En ce qui concerne les voiries, la loi de transition énergétique dans son article 68 a introduit une exception pour les zones étroites ou difficiles d’accès, ainsi formulée : Par exception, l’utilisation des produits phytopharmaceutiques est autorisée pour l’entretien des voiries dans les zones étroites ou difficiles d’accès, telles que les bretelles, échangeurs, terre-pleins centraux et ouvrages, dans la mesure où leur interdiction ne peut être envisagée pour des raisons de sécurité des personnels chargés de l’entretien et de l’exploitation ou des usagers de la route, ou entraîne des sujétions disproportionnées sur l’exploitation routière.
Que sont donc les « produits à faible risque » ?
Les produits à faible risque sont soit des substances de base, soit des biostimulants.
Les substances de base et leurs conditions d’usage sont présentées dans le site de l’Institut Technique de l’Agriculture Biologique (ITAB). En voici deux exemples qui peuvent être utiles aux jardiniers des collectivités :
La décoction de prêle réalisée selon une recette précise est une substance de base fongicide utilisable sur certaines cultures, dont la vigne.
Le vinaigre de qualité alimentaire est reconnu comme substance de base et peut être utilisé pour désinfecter les outils de taille des arbres et arbustes.
Les biostimulants sont définis par le décret du 27 avril 2016 et une liste a été établie. Ainsi les macérations ou décoctions de plantes telles que l’ail, l’ortie, la sauge, le gingembre, les queues de cerises… sont reconnues comme des biostimulants, sans effets nocifs sur la santé des hommes et des animaux ni sur l’environnement. Et sans effets scientifiquement établis sur les plantes…
Etonnamment, cette liste contient une faute, répétée 3 fois : le févier est appelé « Gleditschia » au lieu de Gleditsia. Je vais me plaindre auprès du Monsieur pesticide du Ministère de l’Ecologie (qui n’y est pour rien).
Comment reconnaître les produits utilisables en agriculture biologique ?

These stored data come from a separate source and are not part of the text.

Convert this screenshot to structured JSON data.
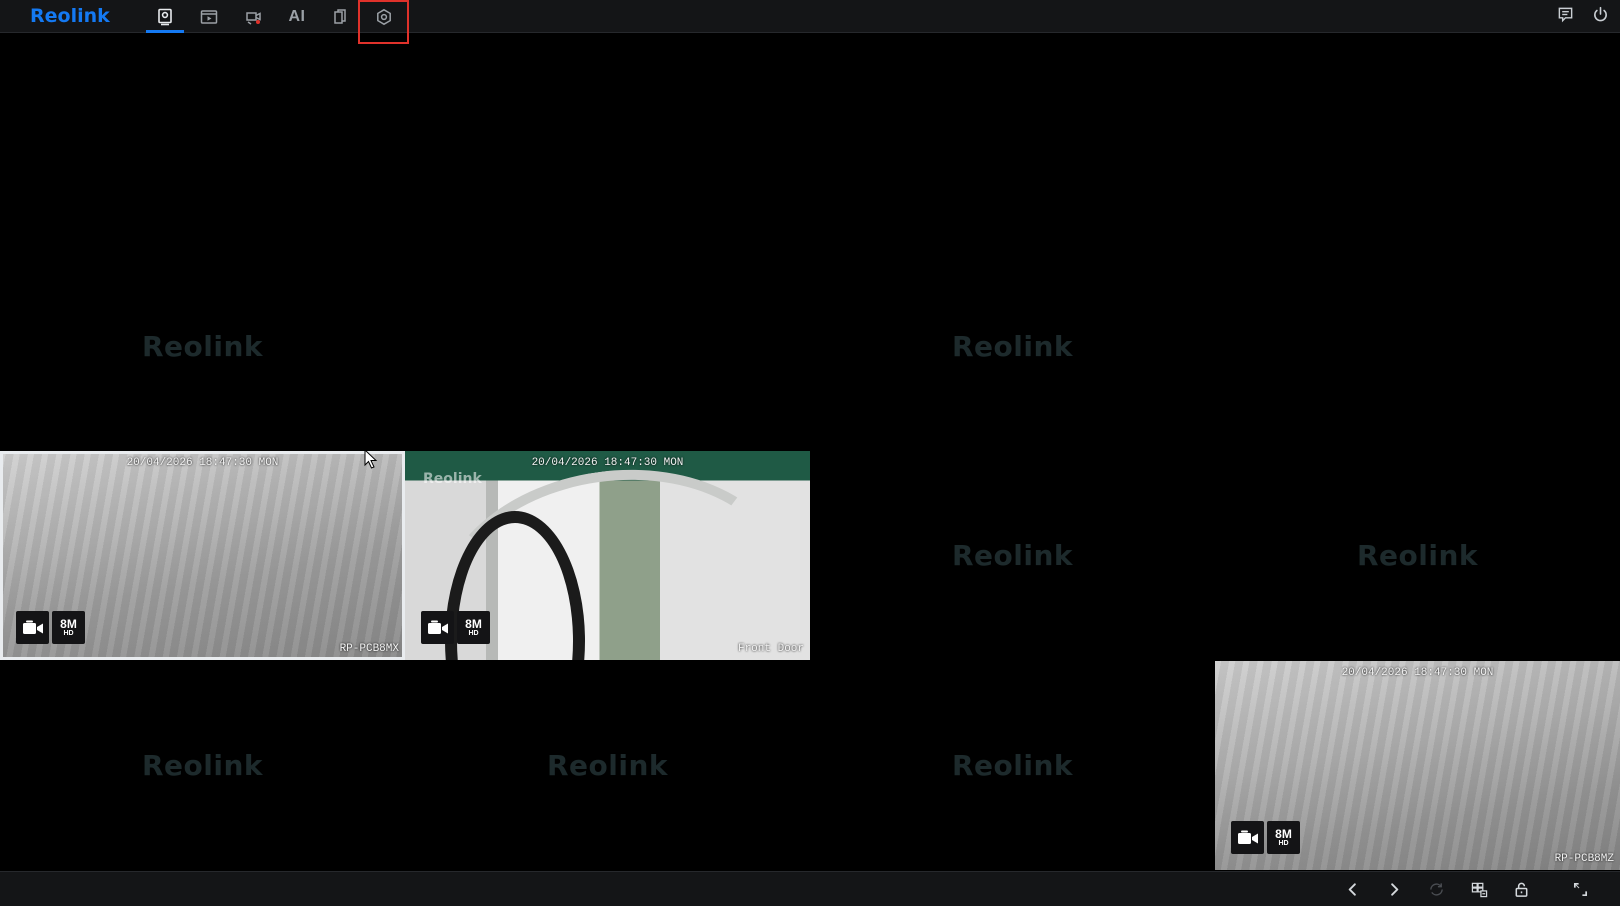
{
  "app": {
    "brand": "Reolink"
  },
  "nav": {
    "items": [
      {
        "id": "live-view",
        "icon": "live-view-icon"
      },
      {
        "id": "playback",
        "icon": "playback-icon"
      },
      {
        "id": "alarm-events",
        "icon": "alarm-events-icon"
      },
      {
        "id": "ai",
        "icon": "ai-icon",
        "label": "AI"
      },
      {
        "id": "files",
        "icon": "files-icon"
      },
      {
        "id": "settings",
        "icon": "settings-icon"
      }
    ],
    "active": "live-view",
    "highlighted": "settings"
  },
  "top_right": [
    {
      "id": "message",
      "icon": "message-icon"
    },
    {
      "id": "power",
      "icon": "power-icon"
    }
  ],
  "grid": {
    "watermark": "Reolink",
    "channels": [
      {
        "row": 1,
        "col": 1,
        "state": "empty"
      },
      {
        "row": 1,
        "col": 2,
        "state": "empty"
      },
      {
        "row": 1,
        "col": 3,
        "state": "empty"
      },
      {
        "row": 1,
        "col": 4,
        "state": "empty"
      },
      {
        "row": 2,
        "col": 1,
        "state": "empty"
      },
      {
        "row": 2,
        "col": 2,
        "state": "empty"
      },
      {
        "row": 2,
        "col": 3,
        "state": "empty"
      },
      {
        "row": 2,
        "col": 4,
        "state": "empty"
      },
      {
        "row": 3,
        "col": 1,
        "state": "live"
      },
      {
        "row": 3,
        "col": 2,
        "state": "live"
      },
      {
        "row": 3,
        "col": 3,
        "state": "empty"
      },
      {
        "row": 3,
        "col": 4,
        "state": "empty"
      },
      {
        "row": 4,
        "col": 1,
        "state": "empty"
      },
      {
        "row": 4,
        "col": 2,
        "state": "empty"
      },
      {
        "row": 4,
        "col": 3,
        "state": "empty"
      },
      {
        "row": 4,
        "col": 4,
        "state": "live"
      }
    ],
    "feeds": {
      "cam1": {
        "timestamp": "20/04/2026 18:47:30 MON",
        "name": "RP-PCB8MX",
        "quality": "8M",
        "hd": "HD",
        "selected": true
      },
      "cam2": {
        "timestamp": "20/04/2026 18:47:30 MON",
        "name": "Front Door",
        "quality": "8M",
        "hd": "HD",
        "osd_watermark": "Reolink",
        "selected": false
      },
      "cam3": {
        "timestamp": "20/04/2026 18:47:30 MON",
        "name": "RP-PCB8MZ",
        "quality": "8M",
        "hd": "HD",
        "selected": false
      }
    }
  },
  "bottom_bar": [
    {
      "id": "prev",
      "icon": "chevron-left-icon"
    },
    {
      "id": "next",
      "icon": "chevron-right-icon"
    },
    {
      "id": "rotate",
      "icon": "rotate-icon",
      "disabled": true
    },
    {
      "id": "layout",
      "icon": "grid-layout-icon"
    },
    {
      "id": "lock",
      "icon": "lock-icon"
    },
    {
      "id": "fullscreen",
      "icon": "fullscreen-icon"
    }
  ],
  "colors": {
    "accent": "#1479f2",
    "highlight": "#e0322b",
    "background": "#000000",
    "bar": "#141517",
    "watermark": "#1d2a2c"
  }
}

On dispose, en attendant la liste officielle, d’une liste des produits de biocontrôle parue le 31 mars 2016. Mais sur 200 produits répertoriés, seulement une trentaine seraient utilisables en zones non agricoles. Lesquels ? Pour le savoir, il faut interroger pour chaque produit le site e-phy anses et vérifier que ses usages autorisés correspondent bien au besoin identifé sur espace vert.
Pour le fun, je précise que cette liste récente n’est déjà plus à jour car elle indique plusieurs produits qui ont été retirés depuis et ne sont donc plus utilisables… Mais c’est mieux que ne pas avoir de liste.